April 16, 2004

 

 

China's Milk Processing Capability Outpaces Development Of Dairy Farms


The development of China's dairy industry is being curbed by a lack of concurrent progress in the expansion of dairy farms and dairy herds.
 
"The laggard construction of dairy farms has become a bottleneck curbing the healthy development of China's milk industry. We should take every effort to raise more and better cows," Liu Chengguo, chairman of the Dairy Association of China, said at the First China Cow Conference held in Shijiazhuang, Hebei Province. Liu is the former vice-minister of agriculture.
 
Despite the call and rising profits of China's milk industry, the situation of dairy farm development in the country is far from optimistic.
 
The country's production of dairy products totalled 16.5 million tons last year, an increase of 17.86 per cent over 2002.
 
During the first 11 months of last year, China's milk industry's production value was RMB45.66 billion (US$5.5 billion). Profits rose to a combined RMB2.79 billion (US$336.9 million), up 51.89 per cent year-on-year.
 
Yet the growth of milk processing capability has far outpaced the development of dairy farms and the growth of the cow population.
 
The double-digit growth has spurred many investors to pour their money into the milk industry.

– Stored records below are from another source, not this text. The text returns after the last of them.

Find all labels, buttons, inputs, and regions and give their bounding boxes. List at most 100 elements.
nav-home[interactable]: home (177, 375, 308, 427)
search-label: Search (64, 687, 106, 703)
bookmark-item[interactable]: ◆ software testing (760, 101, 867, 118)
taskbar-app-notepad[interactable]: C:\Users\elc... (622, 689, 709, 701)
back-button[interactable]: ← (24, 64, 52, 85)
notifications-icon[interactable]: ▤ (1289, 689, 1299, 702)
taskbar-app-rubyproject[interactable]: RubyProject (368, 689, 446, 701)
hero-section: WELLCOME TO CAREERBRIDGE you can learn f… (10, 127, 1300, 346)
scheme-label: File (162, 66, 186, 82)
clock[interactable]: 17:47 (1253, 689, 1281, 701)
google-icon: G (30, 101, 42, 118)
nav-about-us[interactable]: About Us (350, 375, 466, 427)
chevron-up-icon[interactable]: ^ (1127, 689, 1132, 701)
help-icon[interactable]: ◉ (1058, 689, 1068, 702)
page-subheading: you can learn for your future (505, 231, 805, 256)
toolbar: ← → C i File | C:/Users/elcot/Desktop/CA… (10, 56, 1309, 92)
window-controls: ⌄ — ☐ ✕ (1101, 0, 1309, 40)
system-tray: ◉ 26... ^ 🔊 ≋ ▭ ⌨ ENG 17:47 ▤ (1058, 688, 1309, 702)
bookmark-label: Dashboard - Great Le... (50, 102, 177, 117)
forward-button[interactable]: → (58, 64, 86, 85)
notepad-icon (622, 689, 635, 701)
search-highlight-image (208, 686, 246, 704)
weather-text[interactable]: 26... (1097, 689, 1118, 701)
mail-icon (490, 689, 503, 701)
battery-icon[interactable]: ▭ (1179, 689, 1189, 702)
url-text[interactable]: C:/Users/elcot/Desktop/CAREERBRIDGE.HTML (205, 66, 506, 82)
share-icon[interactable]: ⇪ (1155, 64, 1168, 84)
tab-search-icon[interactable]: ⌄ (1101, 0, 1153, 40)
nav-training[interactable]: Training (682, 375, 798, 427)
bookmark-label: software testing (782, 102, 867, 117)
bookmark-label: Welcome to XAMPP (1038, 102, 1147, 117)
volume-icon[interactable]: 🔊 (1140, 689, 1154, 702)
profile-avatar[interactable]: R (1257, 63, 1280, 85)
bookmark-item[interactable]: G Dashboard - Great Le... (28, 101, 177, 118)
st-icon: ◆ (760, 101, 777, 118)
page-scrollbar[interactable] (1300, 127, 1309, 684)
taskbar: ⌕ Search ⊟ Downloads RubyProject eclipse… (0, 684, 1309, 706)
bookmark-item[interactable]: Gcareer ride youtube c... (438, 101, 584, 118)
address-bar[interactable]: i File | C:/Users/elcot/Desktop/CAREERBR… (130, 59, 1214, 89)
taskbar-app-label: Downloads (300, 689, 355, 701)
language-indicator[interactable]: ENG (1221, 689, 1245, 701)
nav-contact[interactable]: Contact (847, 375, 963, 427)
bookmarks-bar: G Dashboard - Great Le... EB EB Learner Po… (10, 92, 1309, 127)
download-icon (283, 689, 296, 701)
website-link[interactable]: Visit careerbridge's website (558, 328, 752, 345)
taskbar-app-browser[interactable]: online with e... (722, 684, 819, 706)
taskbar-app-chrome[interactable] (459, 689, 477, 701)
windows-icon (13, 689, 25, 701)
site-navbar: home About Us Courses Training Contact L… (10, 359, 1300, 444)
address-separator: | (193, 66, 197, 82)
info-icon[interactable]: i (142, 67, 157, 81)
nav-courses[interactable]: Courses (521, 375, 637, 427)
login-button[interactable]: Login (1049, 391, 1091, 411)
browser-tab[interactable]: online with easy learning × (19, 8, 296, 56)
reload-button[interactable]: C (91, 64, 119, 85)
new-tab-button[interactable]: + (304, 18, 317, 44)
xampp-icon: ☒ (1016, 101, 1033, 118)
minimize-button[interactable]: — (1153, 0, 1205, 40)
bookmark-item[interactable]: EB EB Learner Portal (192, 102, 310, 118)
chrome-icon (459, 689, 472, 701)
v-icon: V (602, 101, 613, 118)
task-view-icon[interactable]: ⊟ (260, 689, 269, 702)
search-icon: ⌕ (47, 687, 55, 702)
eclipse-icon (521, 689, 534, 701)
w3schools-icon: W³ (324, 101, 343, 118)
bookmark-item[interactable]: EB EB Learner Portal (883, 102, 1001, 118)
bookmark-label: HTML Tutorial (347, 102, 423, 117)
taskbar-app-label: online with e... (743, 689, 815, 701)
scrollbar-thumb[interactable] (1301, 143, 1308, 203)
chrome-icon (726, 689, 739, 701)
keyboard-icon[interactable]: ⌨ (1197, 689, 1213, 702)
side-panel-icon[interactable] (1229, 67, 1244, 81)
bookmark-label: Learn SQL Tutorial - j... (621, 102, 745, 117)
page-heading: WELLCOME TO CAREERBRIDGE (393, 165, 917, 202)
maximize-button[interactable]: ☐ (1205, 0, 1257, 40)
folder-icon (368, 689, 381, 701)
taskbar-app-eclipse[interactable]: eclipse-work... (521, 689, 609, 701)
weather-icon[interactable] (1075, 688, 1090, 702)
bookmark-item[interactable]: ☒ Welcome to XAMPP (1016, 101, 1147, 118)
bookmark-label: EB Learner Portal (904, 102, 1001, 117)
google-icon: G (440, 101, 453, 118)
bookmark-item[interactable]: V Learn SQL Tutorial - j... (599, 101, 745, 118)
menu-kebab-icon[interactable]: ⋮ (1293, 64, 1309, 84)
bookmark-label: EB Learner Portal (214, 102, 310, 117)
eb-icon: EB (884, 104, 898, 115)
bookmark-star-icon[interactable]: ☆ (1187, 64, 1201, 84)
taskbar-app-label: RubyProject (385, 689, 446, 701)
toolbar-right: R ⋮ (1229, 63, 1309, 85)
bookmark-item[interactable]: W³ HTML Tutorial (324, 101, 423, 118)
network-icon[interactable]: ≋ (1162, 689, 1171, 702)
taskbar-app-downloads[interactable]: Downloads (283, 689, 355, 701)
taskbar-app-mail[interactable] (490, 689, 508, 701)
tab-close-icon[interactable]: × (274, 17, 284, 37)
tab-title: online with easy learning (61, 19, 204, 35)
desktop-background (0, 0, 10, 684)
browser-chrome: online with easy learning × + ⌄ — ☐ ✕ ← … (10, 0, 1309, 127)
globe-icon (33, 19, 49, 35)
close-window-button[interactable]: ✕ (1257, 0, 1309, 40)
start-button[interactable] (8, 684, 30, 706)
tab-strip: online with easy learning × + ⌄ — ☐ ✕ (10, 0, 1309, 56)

As a result, milk processing enterprises nationwide have surpassed 1,600.
 
Most of them spend their money to buy machines and equipment instead of developing dairy farms or helping farmers do so.
 
The laggard development of dairy farms causes "wars" to break out for fresh milk from dairy farms of other milk processors, said Dou Ming, director of the editing department of China Dairy Yearbook, and organizer of the First China Cow Conference.
 
Processors scramble for fresh milk from dairy farmers by giving higher prices than local milk producers.
 
The rising number of milk producers leads to price wars in the market, which either significantly reduce profits of producers or push them to lower the quality of their milk.
 
Due to the lack of fresh milk, it is estimated that nearly half of the liquid milk sold in the Chinese market is produced from cheap imported milk powder mainly from New Zealand and Australia, Dou said.
 
But the rising importance of milk sources has not pushed milk producers to massively invest in dairy farms.
 
It is much easier and cheaper to buy a machine than to raise and milk cows, said a senior official of Inner Mongolia-based Yili Group, the largest milk producer in China.
 
The official, who refused to be named, said Yili has long paid importance to the construction of dairies, but now it is seriously challenged by its competitors who buy milk from dairy farmers who have already signed exclusive supply contracts with it.
 
"Now signing a supply contract with dairy farmers cannot assure that they will sell the milk to us, especially when the market demand is very strong," the Yili official told China Business Weekly.
 
In China, most dairy farmers are small-scale and independently run operations. Milk producers commonly sign long-term supply contracts with them and offer technical support. If the numerous dairy farmers violate the contracts to sell their fresh milk to others, it would be very difficult and costly for producers to punish them.
 
But it is only one side of the coin. Dairy farmers also accuse the contracted milk producers of refusing to buy their fresh milk or they buy it at a much lower price when market demand drops.
 
Fujian Changfu Milk - based in Nanping in Fujian Province - is trying a new strategy by directly establishing its own dairy farms.
 
Zheng Hexin, the marketing director of Changfu, said the company has poured RMB1.1 billion (US$132.8 million) into constructing its own dairy farms since 1998.
 
"We have to wait for three or four years until our cows begin to produce milk, but it is worthwhile because we now have a stable and high-quality milk supply which cannot be touched by others," Zhang told China Business Weekly.
 
Other milk producers would rather invest the money in marketing.
 
But the Changfu model is challenged by the fact that there are high transport costs, if its milk is to be sold nationwide. That prompts most producers to buy fresh milk from local dairy farmers instead of investing in dairy farms near their markets.